Menjelang siang hari, kami menginjakkan kaki di HM 45. Artinya, alun-alun timur surya kencana sudah kami tapaki. Terlanjur telat, kami makan nasi uduk di campur dengan abon. Kecuali saya, tentu saja. Karena saya memang tidak makan daging. Dan acara makan pagi yang kesiangan ini, pun menjadi nikmat. Masing-masing habis 2 bungkus nasi yang di jual seorang pemuda asli dari lereng gunung putri. Logat sunda yang medok, dan kulit yang legam, kentara sekali. Pun, ketika saya mencoba bercakap-cakap dengan dia dengan bahasa sunda sebisanya, yang lain masih sibuk mengunyah dan berkata, “ uh..ngomong jorok teruss!” Di gerbang alun-alun beberapa kawan dari volunter menyapa saya. Obrolan singkat terjadi. Wah, rumaya Jambore kali ini, mengerahkan banyak juga yah, volunteer-volunter di TNGP. Dari Montana, GPO, sampai sodara jauh di salabintana, Phantera, juga di undang. Sungguh sebuah event yang benar-bener bersahabat.

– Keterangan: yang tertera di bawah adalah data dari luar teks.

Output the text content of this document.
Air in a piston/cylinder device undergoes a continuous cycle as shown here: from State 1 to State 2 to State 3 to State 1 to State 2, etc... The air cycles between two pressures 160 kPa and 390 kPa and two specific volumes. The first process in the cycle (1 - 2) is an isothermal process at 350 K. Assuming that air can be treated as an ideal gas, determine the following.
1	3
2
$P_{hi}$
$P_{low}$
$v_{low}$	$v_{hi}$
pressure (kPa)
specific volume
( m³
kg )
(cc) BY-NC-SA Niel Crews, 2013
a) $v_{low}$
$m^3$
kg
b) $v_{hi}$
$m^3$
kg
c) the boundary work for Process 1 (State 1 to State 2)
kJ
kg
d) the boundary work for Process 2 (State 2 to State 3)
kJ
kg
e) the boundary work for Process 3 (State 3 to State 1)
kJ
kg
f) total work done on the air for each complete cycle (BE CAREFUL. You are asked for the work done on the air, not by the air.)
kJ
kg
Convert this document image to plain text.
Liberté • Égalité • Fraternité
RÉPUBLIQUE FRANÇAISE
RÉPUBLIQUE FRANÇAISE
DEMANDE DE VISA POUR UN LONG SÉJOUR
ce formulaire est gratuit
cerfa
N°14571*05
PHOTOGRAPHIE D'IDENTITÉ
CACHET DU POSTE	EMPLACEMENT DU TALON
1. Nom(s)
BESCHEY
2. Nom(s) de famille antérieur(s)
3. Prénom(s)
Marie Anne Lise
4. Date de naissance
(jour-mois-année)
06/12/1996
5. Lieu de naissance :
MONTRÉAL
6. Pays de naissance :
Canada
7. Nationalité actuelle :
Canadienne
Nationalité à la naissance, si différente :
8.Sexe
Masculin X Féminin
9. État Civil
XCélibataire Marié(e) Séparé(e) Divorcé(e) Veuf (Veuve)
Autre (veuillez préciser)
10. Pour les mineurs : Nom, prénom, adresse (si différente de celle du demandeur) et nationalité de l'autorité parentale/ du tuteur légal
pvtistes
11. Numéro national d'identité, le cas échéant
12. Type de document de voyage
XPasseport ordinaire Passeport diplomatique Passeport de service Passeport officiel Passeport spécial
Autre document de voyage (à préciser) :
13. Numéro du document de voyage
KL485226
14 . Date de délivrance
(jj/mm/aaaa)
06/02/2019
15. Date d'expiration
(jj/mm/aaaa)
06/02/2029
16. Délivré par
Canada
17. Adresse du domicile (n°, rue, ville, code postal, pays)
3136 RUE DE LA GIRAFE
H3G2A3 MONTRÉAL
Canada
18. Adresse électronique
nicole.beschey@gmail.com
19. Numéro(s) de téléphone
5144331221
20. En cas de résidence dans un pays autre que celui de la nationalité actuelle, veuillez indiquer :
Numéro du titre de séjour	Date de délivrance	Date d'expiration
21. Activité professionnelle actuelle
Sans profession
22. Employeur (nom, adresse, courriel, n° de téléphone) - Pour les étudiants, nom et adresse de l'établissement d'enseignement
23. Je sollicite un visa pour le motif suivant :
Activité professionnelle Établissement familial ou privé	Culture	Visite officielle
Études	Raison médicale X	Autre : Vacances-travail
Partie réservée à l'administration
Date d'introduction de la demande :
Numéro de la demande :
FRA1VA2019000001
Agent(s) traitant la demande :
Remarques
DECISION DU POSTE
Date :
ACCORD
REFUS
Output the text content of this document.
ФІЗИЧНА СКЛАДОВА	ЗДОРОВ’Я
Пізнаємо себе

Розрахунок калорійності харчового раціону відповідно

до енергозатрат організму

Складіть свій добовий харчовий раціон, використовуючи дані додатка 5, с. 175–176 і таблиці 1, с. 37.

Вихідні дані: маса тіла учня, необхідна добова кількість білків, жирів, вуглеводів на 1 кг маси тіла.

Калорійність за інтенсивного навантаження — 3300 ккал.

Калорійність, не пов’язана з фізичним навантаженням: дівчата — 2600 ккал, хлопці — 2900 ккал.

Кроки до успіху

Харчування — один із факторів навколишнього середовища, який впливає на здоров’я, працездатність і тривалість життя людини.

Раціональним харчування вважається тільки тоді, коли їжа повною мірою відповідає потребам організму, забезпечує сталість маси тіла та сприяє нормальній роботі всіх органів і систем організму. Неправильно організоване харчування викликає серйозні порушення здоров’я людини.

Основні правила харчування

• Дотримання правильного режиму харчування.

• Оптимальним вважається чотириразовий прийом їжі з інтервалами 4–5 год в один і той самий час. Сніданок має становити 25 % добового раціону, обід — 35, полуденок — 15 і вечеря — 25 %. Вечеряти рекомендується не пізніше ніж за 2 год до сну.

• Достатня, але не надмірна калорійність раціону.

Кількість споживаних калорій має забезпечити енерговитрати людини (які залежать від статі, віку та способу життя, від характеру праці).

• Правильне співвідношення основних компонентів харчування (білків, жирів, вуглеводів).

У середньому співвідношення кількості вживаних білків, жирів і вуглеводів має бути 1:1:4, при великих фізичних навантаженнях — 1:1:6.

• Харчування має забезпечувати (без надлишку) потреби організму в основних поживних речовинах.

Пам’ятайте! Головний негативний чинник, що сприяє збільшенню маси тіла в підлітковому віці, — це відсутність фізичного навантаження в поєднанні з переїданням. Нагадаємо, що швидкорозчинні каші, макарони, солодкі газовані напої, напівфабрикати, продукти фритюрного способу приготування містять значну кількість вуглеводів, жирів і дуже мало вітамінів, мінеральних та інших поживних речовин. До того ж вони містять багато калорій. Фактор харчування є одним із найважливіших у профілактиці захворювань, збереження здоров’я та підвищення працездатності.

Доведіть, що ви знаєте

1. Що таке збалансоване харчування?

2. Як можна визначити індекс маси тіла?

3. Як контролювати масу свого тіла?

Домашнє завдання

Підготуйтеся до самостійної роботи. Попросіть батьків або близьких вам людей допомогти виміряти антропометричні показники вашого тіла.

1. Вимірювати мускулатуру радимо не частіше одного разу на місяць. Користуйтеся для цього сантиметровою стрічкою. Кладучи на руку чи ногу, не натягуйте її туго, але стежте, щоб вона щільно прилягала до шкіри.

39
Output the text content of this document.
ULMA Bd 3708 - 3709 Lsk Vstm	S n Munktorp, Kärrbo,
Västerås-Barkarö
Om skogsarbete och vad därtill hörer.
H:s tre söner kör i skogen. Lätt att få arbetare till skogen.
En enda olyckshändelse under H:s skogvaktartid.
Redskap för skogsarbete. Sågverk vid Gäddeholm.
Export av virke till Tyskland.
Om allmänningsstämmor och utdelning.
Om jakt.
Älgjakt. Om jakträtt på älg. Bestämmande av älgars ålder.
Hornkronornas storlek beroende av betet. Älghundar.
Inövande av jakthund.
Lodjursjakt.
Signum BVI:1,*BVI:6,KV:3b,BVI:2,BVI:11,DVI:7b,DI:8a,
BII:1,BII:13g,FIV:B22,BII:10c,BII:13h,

Melintasi alun-alun suryakencana dari sebelah timur, memang menyenangkan. Hamparan rumput-rumput hijau kecoklatan kami lalui dengan riang. Meski beban berat, namun birunya langit dan awan yang putih bersih menjadi semangat. Belum lagi, edelweis yang sudah mulai mekar. Wow, sebuah pemandangan yang menakjubkan. Batuan vulkanik sepanjang jalur ini, kami lalui dengan gembira. Disebelah kanan kami atau sebelah utara bumi, puncak gunung Gede dengan manis nya menyembul indah. Sebuah pemancar radio masih berdiri menandakan titik triangulasi disana. Samar, terlihat bendera putih berkibar di tiup angin. Sedang di sebelah kiri, atau sebelah selatan, gunung Gumuruh membentang sepanjang ebih dari 2 kilometer. Membungkus alun-alun surya kencana bersama sama dengan puncak gunung gede. Konon, gumuruh juga menjadi target pendakian warga sekitar cianjur dan cipanas, karena banyaknya situs situs purba yang mereka percaya bisa mendatangkan manfaat. Mmm...saya sendiri memang belum pernah berziarah ke goa jepang atau niat bersemedi disana. Namun, ketika pendakian saya pada bulan Maulud lalu, fenomena itu memang sempat mengganggu pikiran saya. Karena, para peziarah tidak memakai peralatan pendakian yang memadai.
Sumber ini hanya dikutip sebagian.